Teresa de Ávila nasceu em 1515, faz agora quinhentos anos. Uma alma impetuosa e heróica, com um carácter bem espanhol no que viveu e escreveu. Sempre repartida numa harmonia do divino e do humano, obrigou-a a confessar o dualismo que nos desassossega. Nem gozava o mundo, pelo pensamento do que devia a Deus. Nem gozava de Deus pelo amor e afeições ao mundo. Teresa de Ávila fundou um convento, escreveu memórias, fez poesia e ensinou pessoas a reaprender “a sair de si”.
Deus é um mistério que “nos faz sair”. Sair para O Habitar.
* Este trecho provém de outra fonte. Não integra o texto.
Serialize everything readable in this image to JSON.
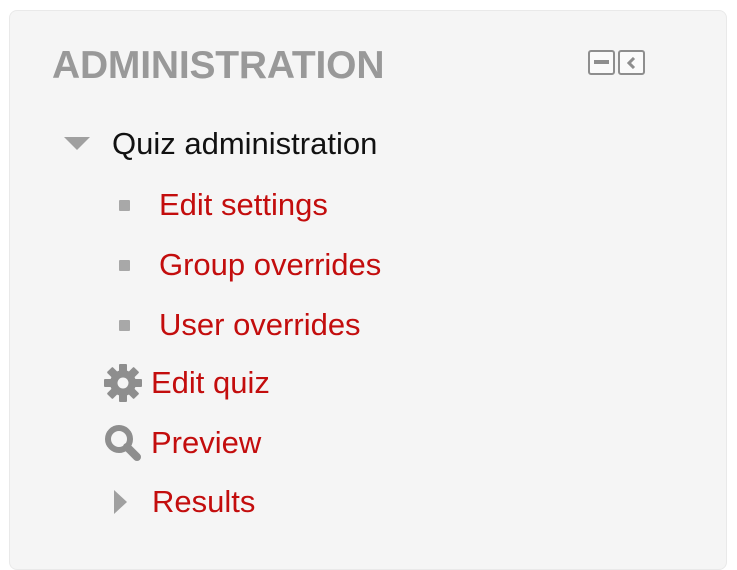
{
  "block": {
    "title": "ADMINISTRATION",
    "controls": [
      {
        "name": "collapse-block",
        "icon": "minus-icon"
      },
      {
        "name": "dock-block",
        "icon": "chevron-left-icon"
      }
    ]
  },
  "tree": {
    "root": {
      "label": "Quiz administration",
      "icon": "caret-down-icon",
      "expanded": true
    },
    "children": [
      {
        "label": "Edit settings",
        "icon": "bullet-icon"
      },
      {
        "label": "Group overrides",
        "icon": "bullet-icon"
      },
      {
        "label": "User overrides",
        "icon": "bullet-icon"
      }
    ],
    "items": [
      {
        "label": "Edit quiz",
        "icon": "gear-icon"
      },
      {
        "label": "Preview",
        "icon": "magnifier-icon"
      },
      {
        "label": "Results",
        "icon": "caret-right-icon",
        "expanded": false
      }
    ]
  },
  "colors": {
    "link": "#c30d0d",
    "title": "#999999",
    "icon": "#8e8e8e",
    "background": "#f5f5f5"
  }
}
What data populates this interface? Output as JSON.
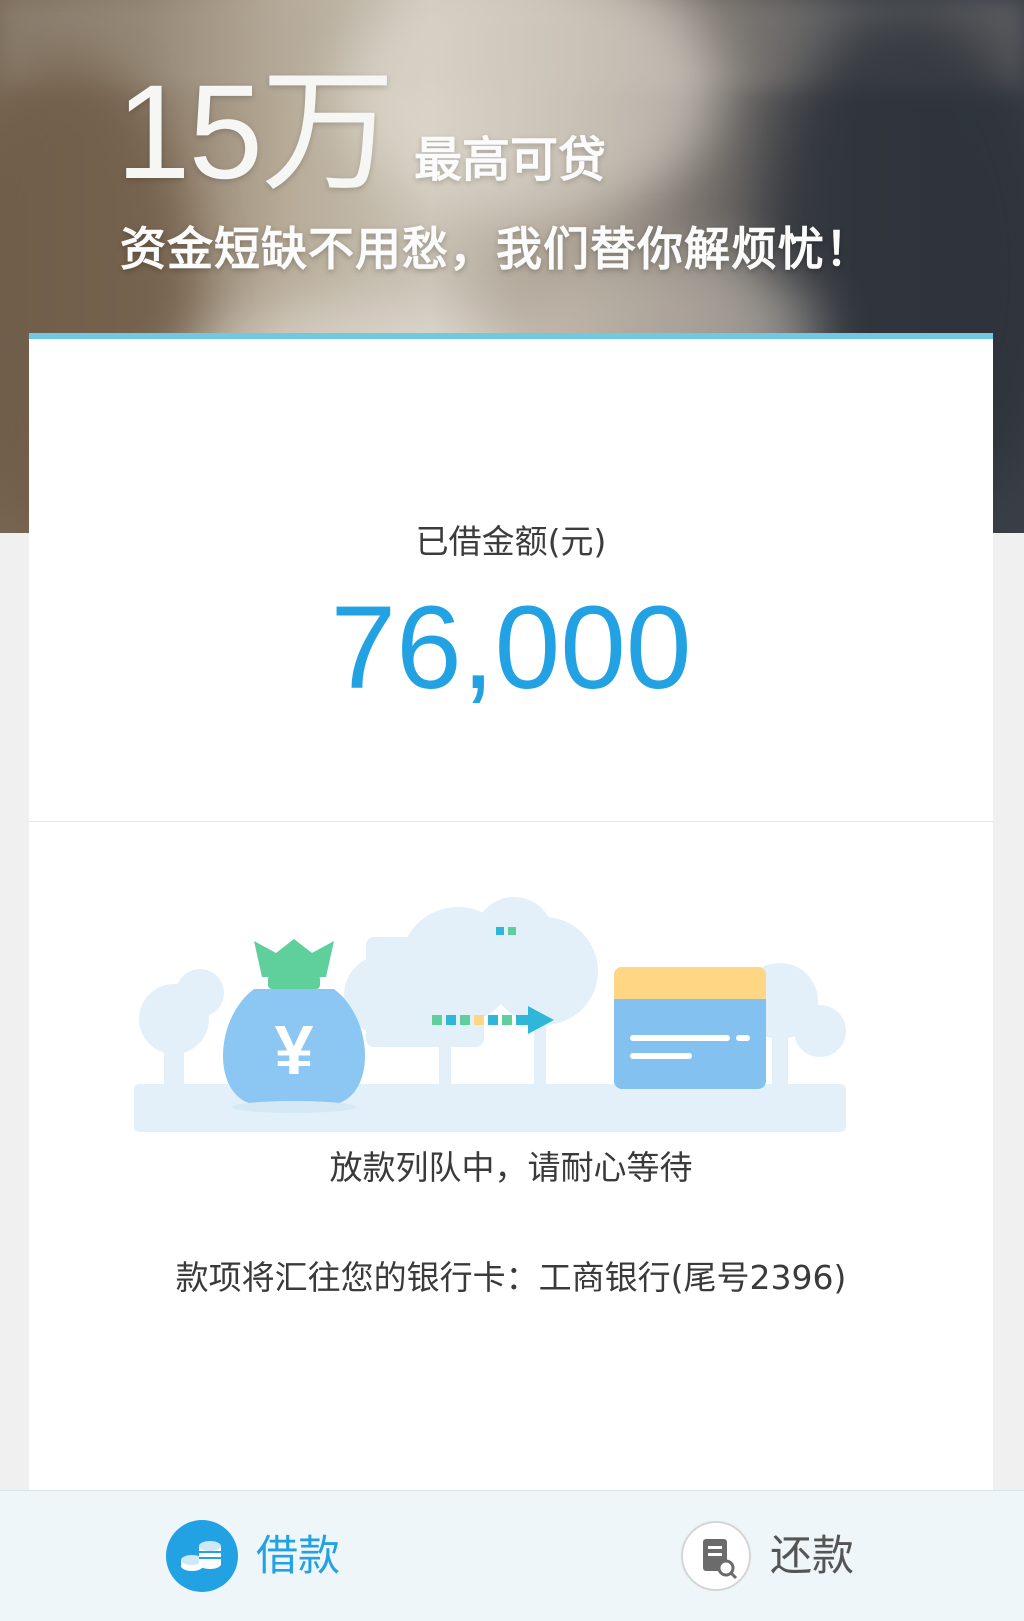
{
  "banner": {
    "amount": "15万",
    "amount_sub": "最高可贷",
    "slogan": "资金短缺不用愁，我们替你解烦忧！"
  },
  "loan": {
    "amount_label": "已借金额(元)",
    "amount_value": "76,000",
    "status": "放款列队中，请耐心等待",
    "bank_info": "款项将汇往您的银行卡：工商银行(尾号2396)",
    "illustration": {
      "money_bag_symbol": "¥",
      "bag_icon": "money-bag-icon",
      "arrow_icon": "arrow-right-icon",
      "card_icon": "bank-card-icon"
    }
  },
  "tabbar": {
    "active_tab": "borrow",
    "tabs": [
      {
        "id": "borrow",
        "label": "借款",
        "icon": "coins-icon"
      },
      {
        "id": "repay",
        "label": "还款",
        "icon": "bill-icon"
      }
    ]
  },
  "colors": {
    "accent": "#22a2e3",
    "card_top_border": "#70c9e3",
    "tabbar_bg": "#eef6f9",
    "page_bg": "#f0f0f0",
    "bag_green": "#5fcf9c",
    "card_yellow": "#ffd684"
  }
}
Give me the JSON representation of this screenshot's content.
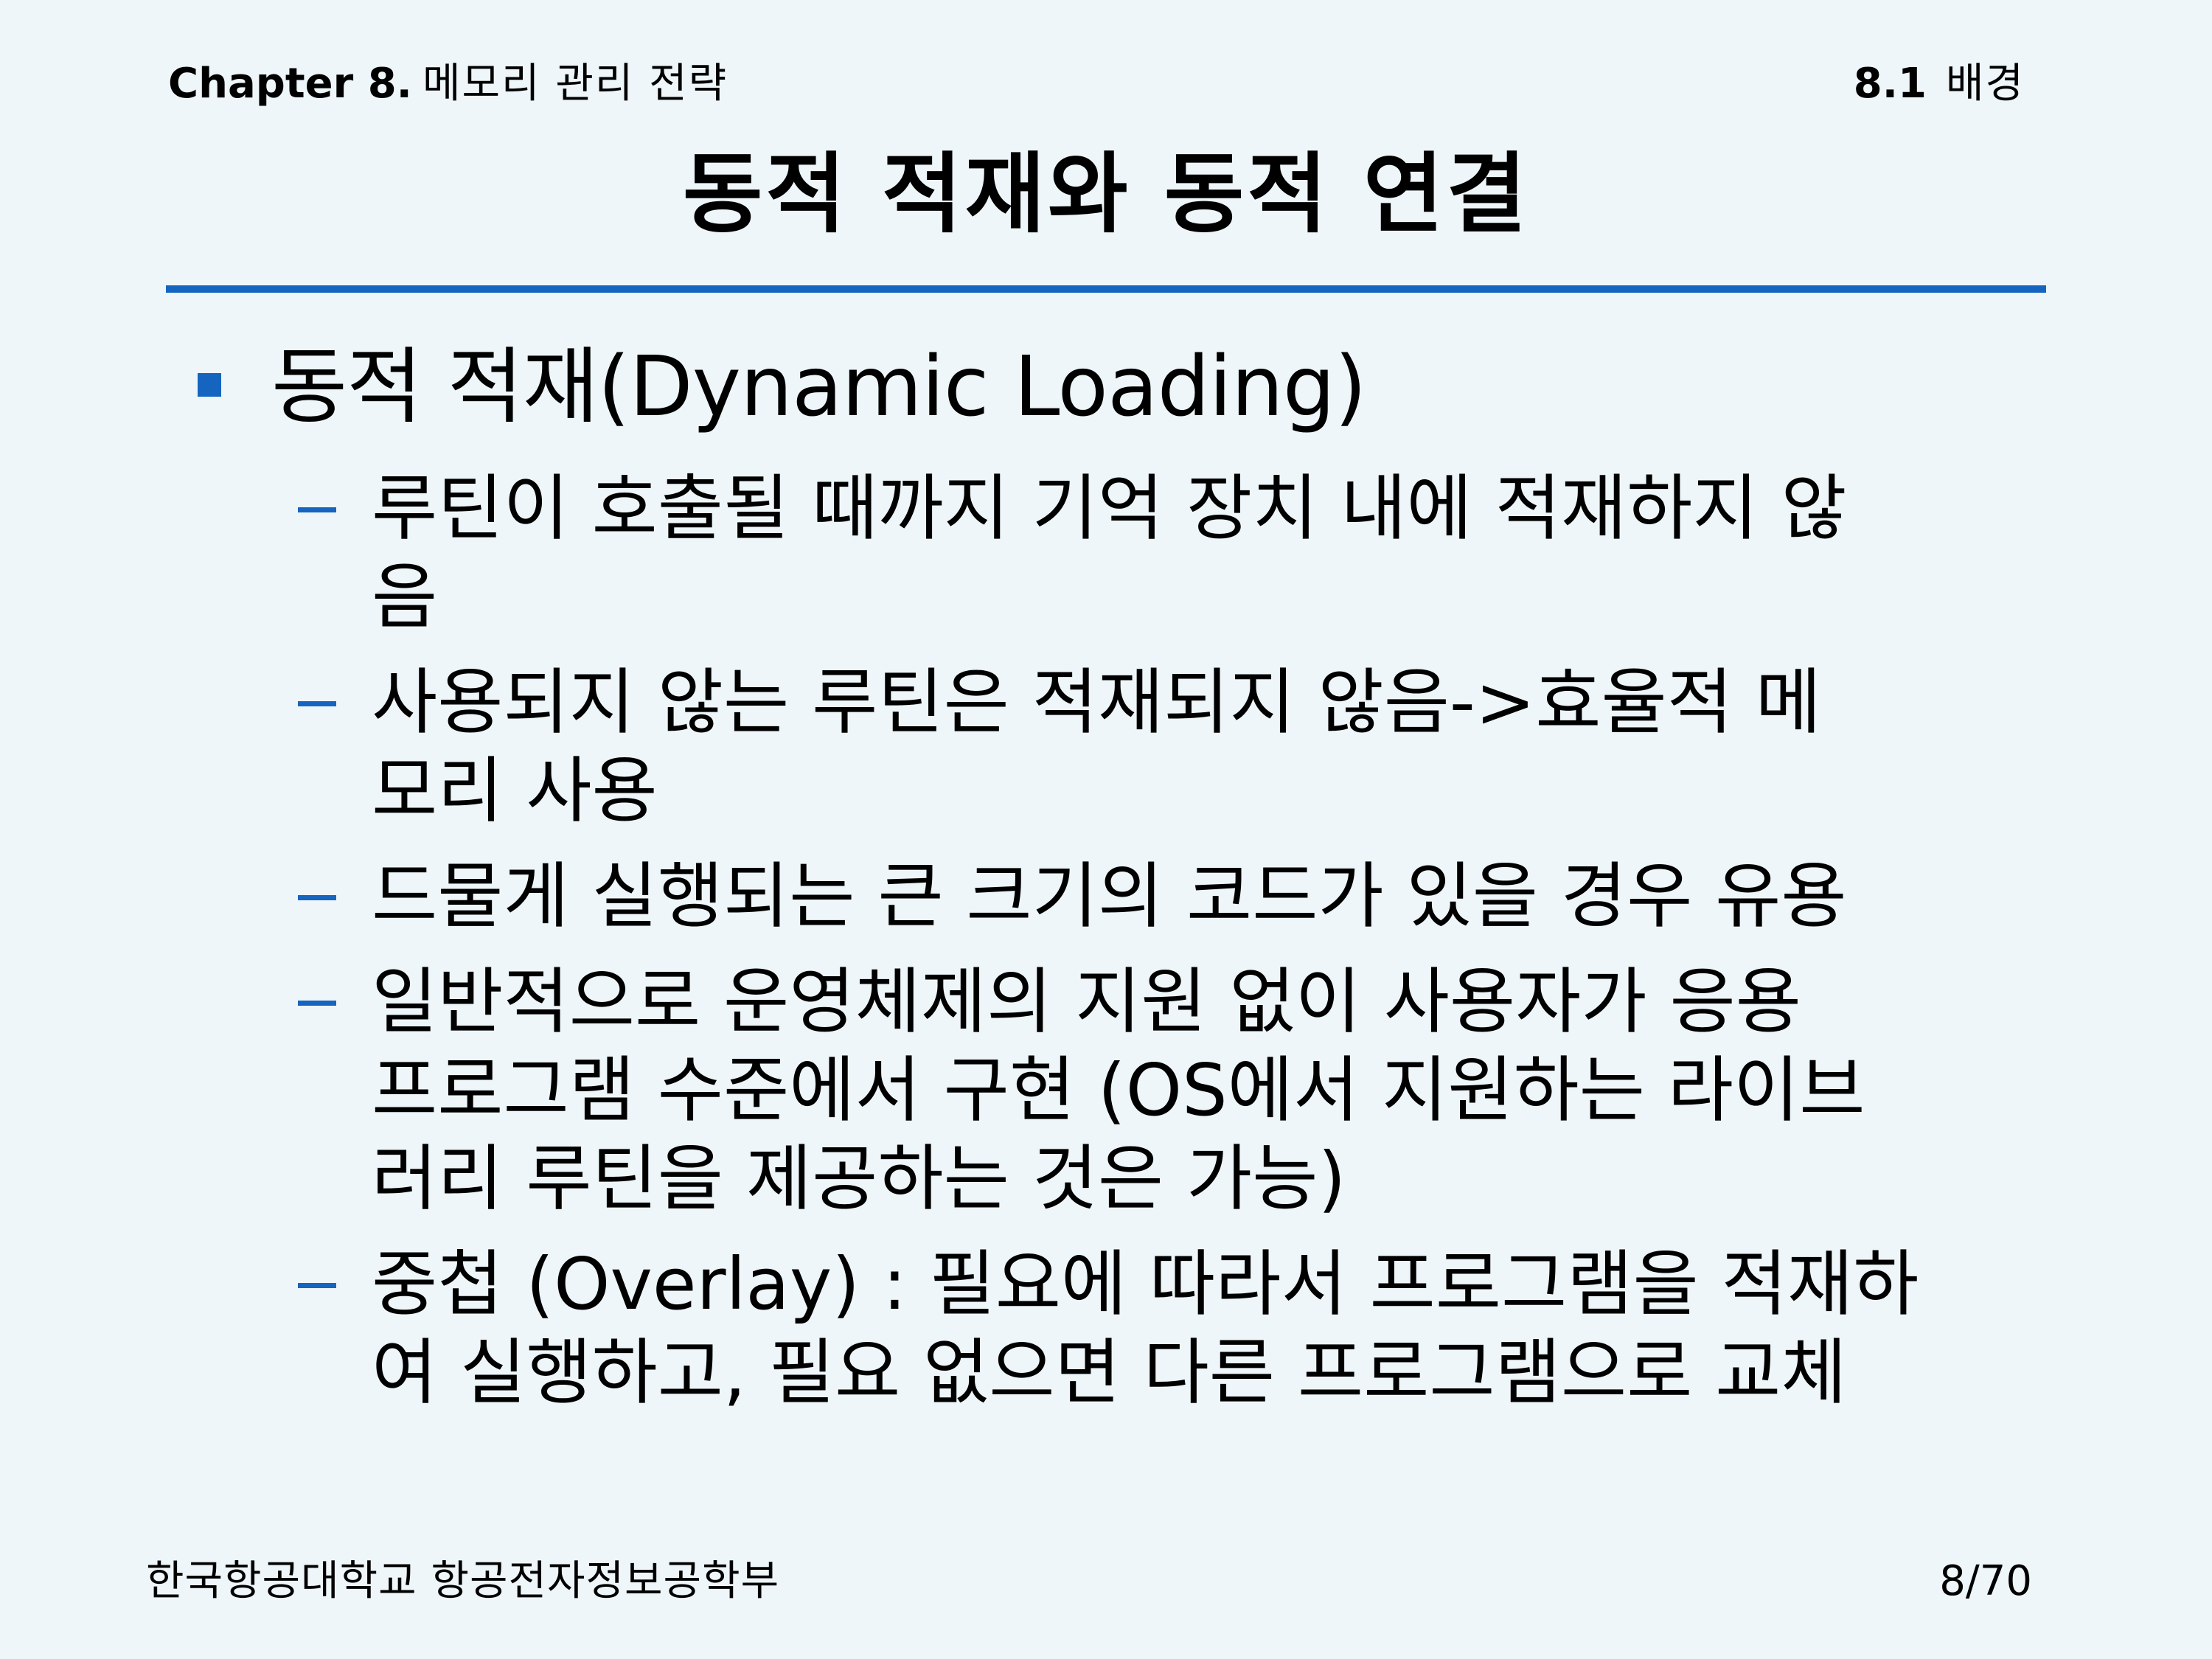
{
  "header": {
    "chapter_num": "Chapter 8.",
    "chapter_title": "메모리 관리 전략",
    "section_num": "8.1",
    "section_title": "배경"
  },
  "title": "동적 적재와 동적 연결",
  "bullet": {
    "text": "동적 적재(Dynamic Loading)",
    "items": [
      {
        "lines": [
          "루틴이 호출될 때까지 기억 장치 내에 적재하지 않",
          "음"
        ]
      },
      {
        "lines": [
          "사용되지 않는 루틴은 적재되지 않음->효율적 메",
          "모리 사용"
        ]
      },
      {
        "lines": [
          "드물게 실행되는 큰 크기의 코드가 있을 경우 유용"
        ]
      },
      {
        "lines": [
          "일반적으로 운영체제의 지원 없이 사용자가 응용",
          "프로그램 수준에서 구현 (OS에서 지원하는 라이브",
          "러리 루틴을 제공하는 것은 가능)"
        ]
      },
      {
        "lines": [
          "중첩 (Overlay) : 필요에 따라서 프로그램을 적재하",
          "여 실행하고, 필요 없으면 다른 프로그램으로 교체"
        ]
      }
    ]
  },
  "footer": {
    "university": "한국항공대학교 항공전자정보공학부",
    "page": "8/70"
  },
  "colors": {
    "accent": "#1565c0",
    "background": "#eef6f9"
  }
}
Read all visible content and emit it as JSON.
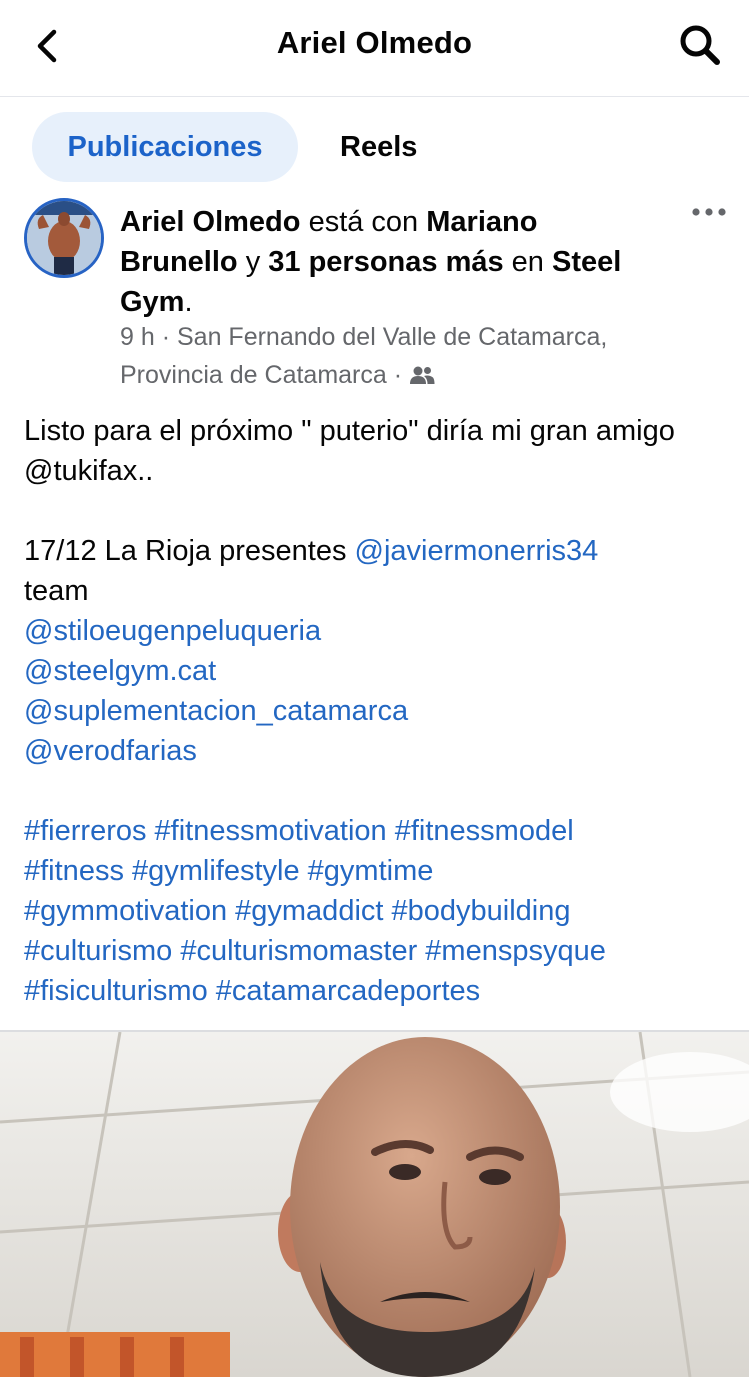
{
  "header": {
    "title": "Ariel Olmedo",
    "back_icon": "chevron-left-icon",
    "search_icon": "search-icon"
  },
  "tabs": [
    {
      "label": "Publicaciones",
      "active": true
    },
    {
      "label": "Reels",
      "active": false
    }
  ],
  "post": {
    "author": "Ariel Olmedo",
    "with_text": "está con",
    "tagged": "Mariano Brunello",
    "connector": "y",
    "others": "31 personas más",
    "in_text": "en",
    "place": "Steel Gym",
    "period": ".",
    "time": "9 h",
    "dot": "·",
    "location": "San Fernando del Valle de Catamarca, Provincia de Catamarca",
    "audience_icon": "friends-icon",
    "more_icon": "more-horizontal-icon",
    "body_line1": "Listo para el próximo \" puterio\" diría mi gran amigo @tukifax..",
    "body_line2_text": "17/12 La Rioja presentes",
    "body_line2_mention": "@javiermonerris34",
    "body_line3": "team",
    "mentions": [
      "@stiloeugenpeluqueria",
      "@steelgym.cat",
      "@suplementacion_catamarca",
      "@verodfarias"
    ],
    "hashtag_lines": [
      "#fierreros #fitnessmotivation #fitnessmodel",
      "#fitness #gymlifestyle #gymtime",
      "#gymmotivation #gymaddict #bodybuilding",
      "#culturismo #culturismomaster #menspsyque",
      "#fisiculturismo #catamarcadeportes"
    ]
  },
  "colors": {
    "link": "#2367c2",
    "tab_active_bg": "#e7f0fb",
    "tab_active_text": "#1c63c9",
    "meta": "#65676b"
  }
}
Eis o drama de tantos poetas e escritores, iguais a José Régio, sempre mergulhado numa inquietante interrogação: carne e espírito, lodo e glória. É verdade! No humano é que o divino aparece ou desaparece, se envolve, se desintegra. Deus para Teresa de Ávila, como para os outros místicos, “é total”, “não custa a fazer”. Vê-se a olho nu. Em José Régio, Miguel Torga e tantos outros, Deus “é sempre principiante”. É preciso questioná-Lo.
Florbela Espanca (1894-1930), por exemplo, também percorreu caminhos de grande inquietação na esperança de um “deus” a seu jeito. Poetisa atribulada num pampsiquismo que lhe explicasse os medos dum regresso à morte, isto é, “sair de si”. Não conheceu a mística de Ávila. Afinal, uma mulher sem amarras. Duma torrencial liberdade.